Per questo quella “buona notizia” («Il Regno di Dio è vicino») è seguito subito da un imperativo: «Convertitevi e credete nell’Evangelo!» (v. 15). La forza di questo comando non contraddice, in realtà, la discrezione di un Dio, che mai si stanca di rivolgere all’uomo il proprio invito a vivere la piena comunione con Lui: il tono perentorio di quelle parole, tuttavia, vuole richiamare l’attenzione a una via che l’uomo deve imparare a riconoscere come non eludibile e non contrattabile. Se è vero che il Regno si è fatto vicino, è necessario che cambi qualcosa e l’unica cosa della quale l’uomo può disporre realmente il cambiamento è il proprio cuore. Il venire del Regno proclama così un’urgenza: non è possibile temporeggiare dinanzi al Regno che si è fatto vicino, dinanzi a un Dio che, in Gesù, ha deciso di entrare nel “divenire” degli uomini, nella loro storia! Se la storia è diventata “luogo” di Dio, questa è una provocazione a che le storie degli uomini divengano “luoghi” di Dio. La scena evangelica della chiamata dei primi discepoli vuole sottolineare in maniera “plastica” proprio l’urgenza di dare una risposta al “passare” di Dio nella storia… un “passare” nel quale è custodito tutto il mistero di una elezione, che dice il desiderio di Dio di fare alleanza con l’uomo.
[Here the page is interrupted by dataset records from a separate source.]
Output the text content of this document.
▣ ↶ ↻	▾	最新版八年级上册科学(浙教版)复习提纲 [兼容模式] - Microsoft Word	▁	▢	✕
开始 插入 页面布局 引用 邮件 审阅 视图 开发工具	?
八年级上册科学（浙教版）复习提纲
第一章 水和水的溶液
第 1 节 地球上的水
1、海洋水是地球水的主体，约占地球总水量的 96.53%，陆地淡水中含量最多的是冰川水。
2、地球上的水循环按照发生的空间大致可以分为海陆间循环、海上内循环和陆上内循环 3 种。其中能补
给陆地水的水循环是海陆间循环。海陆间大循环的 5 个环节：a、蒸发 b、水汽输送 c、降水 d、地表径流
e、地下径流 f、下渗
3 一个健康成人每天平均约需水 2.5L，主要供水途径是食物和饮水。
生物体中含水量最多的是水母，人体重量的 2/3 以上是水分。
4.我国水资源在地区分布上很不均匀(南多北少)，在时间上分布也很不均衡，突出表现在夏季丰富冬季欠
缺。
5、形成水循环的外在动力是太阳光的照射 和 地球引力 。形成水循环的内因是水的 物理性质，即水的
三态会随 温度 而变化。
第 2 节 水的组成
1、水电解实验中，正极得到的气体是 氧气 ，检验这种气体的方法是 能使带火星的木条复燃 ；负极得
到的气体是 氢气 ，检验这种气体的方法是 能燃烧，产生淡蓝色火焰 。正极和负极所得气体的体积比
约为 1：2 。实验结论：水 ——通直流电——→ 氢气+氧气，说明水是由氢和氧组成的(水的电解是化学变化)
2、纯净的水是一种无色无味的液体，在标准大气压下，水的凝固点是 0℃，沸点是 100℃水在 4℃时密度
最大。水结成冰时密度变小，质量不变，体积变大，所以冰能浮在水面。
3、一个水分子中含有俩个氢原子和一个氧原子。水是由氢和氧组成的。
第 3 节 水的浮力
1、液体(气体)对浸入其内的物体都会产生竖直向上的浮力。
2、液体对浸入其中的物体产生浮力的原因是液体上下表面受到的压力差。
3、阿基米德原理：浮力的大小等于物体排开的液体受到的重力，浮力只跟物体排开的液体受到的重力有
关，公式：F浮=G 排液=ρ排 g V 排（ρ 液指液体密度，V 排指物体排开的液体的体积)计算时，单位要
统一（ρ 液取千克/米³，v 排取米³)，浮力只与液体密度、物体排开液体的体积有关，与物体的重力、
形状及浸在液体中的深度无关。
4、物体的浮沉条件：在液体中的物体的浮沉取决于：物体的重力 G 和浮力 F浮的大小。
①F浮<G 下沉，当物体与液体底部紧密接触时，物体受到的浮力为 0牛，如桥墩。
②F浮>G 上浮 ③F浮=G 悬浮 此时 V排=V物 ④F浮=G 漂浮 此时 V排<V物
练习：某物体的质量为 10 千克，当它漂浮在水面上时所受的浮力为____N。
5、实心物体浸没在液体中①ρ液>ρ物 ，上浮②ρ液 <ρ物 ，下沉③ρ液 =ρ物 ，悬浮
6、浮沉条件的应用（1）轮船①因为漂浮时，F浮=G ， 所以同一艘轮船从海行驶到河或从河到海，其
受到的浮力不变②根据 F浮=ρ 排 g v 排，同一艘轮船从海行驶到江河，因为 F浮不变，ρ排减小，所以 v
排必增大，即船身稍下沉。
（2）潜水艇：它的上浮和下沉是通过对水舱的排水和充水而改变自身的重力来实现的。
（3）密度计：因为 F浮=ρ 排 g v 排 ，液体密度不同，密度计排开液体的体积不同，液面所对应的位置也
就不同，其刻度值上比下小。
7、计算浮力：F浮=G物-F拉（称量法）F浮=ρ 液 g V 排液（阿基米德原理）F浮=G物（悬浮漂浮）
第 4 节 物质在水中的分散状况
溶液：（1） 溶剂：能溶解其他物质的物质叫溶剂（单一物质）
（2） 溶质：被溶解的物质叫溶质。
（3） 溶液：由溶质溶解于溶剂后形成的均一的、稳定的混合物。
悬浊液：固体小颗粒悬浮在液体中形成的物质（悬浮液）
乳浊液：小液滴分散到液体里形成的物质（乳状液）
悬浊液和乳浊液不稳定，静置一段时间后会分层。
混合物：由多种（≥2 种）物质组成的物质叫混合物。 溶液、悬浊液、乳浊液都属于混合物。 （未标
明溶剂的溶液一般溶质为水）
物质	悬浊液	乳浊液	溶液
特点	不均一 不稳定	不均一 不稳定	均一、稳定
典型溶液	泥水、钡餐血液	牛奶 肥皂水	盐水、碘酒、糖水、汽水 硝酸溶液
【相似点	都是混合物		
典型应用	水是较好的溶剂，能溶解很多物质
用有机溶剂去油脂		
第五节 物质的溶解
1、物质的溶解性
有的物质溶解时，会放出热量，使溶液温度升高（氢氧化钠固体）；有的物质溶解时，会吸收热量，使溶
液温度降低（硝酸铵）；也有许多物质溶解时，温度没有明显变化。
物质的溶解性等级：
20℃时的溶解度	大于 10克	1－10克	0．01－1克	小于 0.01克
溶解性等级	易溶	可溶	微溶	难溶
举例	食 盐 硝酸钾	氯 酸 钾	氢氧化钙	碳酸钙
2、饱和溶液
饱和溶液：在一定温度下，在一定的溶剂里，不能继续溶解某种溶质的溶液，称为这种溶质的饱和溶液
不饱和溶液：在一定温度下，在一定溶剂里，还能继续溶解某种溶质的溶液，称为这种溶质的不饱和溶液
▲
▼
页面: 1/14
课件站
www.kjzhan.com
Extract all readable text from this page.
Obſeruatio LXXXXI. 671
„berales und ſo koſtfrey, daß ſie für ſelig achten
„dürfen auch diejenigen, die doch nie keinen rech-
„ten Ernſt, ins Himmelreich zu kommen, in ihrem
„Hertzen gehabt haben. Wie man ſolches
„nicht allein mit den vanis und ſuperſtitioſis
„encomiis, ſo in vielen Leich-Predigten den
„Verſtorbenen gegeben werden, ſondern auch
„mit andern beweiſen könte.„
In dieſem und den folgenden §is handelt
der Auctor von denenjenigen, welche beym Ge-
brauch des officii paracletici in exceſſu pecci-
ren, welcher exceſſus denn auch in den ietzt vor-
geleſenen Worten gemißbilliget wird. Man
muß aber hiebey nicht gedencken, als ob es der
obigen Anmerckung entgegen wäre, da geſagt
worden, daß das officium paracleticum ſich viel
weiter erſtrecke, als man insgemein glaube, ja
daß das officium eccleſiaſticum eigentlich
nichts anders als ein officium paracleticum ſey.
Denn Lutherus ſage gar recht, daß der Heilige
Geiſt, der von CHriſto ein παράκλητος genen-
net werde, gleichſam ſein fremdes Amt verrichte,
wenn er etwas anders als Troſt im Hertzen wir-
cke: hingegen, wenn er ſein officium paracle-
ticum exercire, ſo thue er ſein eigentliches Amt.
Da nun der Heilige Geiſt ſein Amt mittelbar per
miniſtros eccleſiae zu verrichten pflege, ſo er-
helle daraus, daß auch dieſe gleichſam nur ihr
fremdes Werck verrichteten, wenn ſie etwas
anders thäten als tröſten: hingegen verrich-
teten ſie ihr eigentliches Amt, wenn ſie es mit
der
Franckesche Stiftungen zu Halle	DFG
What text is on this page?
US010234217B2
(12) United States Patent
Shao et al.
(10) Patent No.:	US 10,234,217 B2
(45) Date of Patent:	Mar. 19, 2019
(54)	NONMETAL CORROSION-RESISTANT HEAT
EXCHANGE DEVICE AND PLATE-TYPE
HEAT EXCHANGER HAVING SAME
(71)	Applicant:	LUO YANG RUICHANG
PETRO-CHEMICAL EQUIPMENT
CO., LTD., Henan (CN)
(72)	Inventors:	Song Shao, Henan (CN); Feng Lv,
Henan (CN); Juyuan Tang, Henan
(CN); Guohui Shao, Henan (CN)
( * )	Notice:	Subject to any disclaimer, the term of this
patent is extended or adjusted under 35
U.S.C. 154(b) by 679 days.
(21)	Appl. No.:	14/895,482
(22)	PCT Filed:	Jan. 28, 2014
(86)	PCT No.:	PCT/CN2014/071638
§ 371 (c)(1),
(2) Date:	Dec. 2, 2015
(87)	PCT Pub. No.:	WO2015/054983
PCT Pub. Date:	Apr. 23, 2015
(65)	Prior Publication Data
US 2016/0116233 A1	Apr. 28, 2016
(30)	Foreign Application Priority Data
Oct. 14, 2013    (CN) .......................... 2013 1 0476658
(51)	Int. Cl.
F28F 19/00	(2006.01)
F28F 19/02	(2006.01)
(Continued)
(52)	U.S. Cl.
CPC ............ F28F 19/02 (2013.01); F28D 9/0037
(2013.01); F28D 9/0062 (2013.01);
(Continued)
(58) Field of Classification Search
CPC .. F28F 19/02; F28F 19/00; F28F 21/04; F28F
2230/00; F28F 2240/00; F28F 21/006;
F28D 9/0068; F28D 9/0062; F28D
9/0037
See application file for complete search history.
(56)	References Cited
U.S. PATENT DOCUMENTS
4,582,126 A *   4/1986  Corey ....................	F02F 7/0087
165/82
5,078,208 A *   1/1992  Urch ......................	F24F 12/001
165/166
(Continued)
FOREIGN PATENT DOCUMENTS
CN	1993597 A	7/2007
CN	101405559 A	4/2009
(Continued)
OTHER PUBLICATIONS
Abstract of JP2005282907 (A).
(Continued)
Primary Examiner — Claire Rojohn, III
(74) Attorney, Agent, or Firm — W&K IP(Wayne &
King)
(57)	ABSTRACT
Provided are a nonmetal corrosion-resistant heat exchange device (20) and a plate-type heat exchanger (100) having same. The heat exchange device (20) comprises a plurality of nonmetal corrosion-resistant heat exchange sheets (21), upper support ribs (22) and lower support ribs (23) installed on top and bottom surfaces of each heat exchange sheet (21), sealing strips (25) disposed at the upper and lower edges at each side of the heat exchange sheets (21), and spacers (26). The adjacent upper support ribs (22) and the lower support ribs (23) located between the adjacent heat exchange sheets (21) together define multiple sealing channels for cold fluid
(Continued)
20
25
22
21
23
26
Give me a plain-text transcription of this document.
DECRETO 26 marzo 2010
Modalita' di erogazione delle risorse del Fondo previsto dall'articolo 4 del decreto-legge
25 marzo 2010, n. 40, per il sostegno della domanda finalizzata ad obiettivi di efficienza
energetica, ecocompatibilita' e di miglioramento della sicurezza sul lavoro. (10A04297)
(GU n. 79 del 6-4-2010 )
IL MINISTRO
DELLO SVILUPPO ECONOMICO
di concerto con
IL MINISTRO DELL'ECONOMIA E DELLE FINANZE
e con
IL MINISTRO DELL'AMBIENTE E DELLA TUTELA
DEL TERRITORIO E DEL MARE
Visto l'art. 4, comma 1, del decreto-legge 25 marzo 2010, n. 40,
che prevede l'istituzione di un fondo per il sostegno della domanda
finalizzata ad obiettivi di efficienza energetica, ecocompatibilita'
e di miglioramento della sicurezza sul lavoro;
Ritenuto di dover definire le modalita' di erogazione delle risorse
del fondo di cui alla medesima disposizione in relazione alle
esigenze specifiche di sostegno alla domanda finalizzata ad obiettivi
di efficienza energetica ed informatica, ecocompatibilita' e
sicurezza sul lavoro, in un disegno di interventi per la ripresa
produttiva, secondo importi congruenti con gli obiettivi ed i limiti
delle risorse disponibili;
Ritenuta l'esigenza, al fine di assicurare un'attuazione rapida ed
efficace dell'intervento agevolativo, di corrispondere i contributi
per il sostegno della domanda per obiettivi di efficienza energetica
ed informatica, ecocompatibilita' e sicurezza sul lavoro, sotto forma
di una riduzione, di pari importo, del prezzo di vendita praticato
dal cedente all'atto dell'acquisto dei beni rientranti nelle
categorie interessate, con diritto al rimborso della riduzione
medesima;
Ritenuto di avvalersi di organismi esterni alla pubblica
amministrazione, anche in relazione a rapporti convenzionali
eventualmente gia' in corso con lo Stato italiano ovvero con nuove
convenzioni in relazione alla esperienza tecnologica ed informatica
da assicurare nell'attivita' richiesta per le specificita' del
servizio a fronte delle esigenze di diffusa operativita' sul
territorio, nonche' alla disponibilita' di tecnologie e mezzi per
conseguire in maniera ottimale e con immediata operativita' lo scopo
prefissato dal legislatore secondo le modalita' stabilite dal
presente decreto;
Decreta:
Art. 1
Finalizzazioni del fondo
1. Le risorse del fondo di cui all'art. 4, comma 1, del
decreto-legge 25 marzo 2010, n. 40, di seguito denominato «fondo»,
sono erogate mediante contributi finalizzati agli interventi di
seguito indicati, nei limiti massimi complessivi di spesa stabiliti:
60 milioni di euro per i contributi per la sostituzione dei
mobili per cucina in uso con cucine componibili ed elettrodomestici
L’urgenza della scelta che l’uomo è chiamato a fare di fronte al passare di Dio è sottolineata, nel racconto di Marco, mediante quel «subito» con cui, primi tra tutti, Simone e Andrea seguono Gesù e mediante quel «lasciarono» con cui Giacomo e Giovanni abbandonano il lavoro, mentre il padre e i garzoni sono ancora sulla barca. È questo medesimo appello all’urgenza ciò che ogni lettore dell’evangelo è chiamato ancora a cogliere con tutta la sua forza, perché, come ricorda anche Paolo, «il tempo si è fatto breve… passa infatti la figura di questo mondo» (1Cor 7,29.31). In Gesù, l’urgenza della conversione viene allora a coincidere con l’urgenza della sequela: tornare a Dio significa seguire Gesù. Egli è la via che riconduce al Padre, perché egli è il volto nel quale il volto del Padre si è reso visibile all’uomo. Chiamando ad andare dietro di Lui, Gesù invita a entrare in una condizione di permanente discepolato: il discepolo del Signore non diventerà mai maestro, ma rimarrà sempre discepolo, chiamato a fare vita con Gesù fino in fondo, stando dietro di Lui, fino a dare la vita. Solo allora, quando sarà passato attraverso la croce, il discepolo sarà veramente discepolo, come Ignazio di Antiochia scrive ai cristiani di Roma, alla vigilia del suo martirio (cf. Lettera ai Romani IV, 2).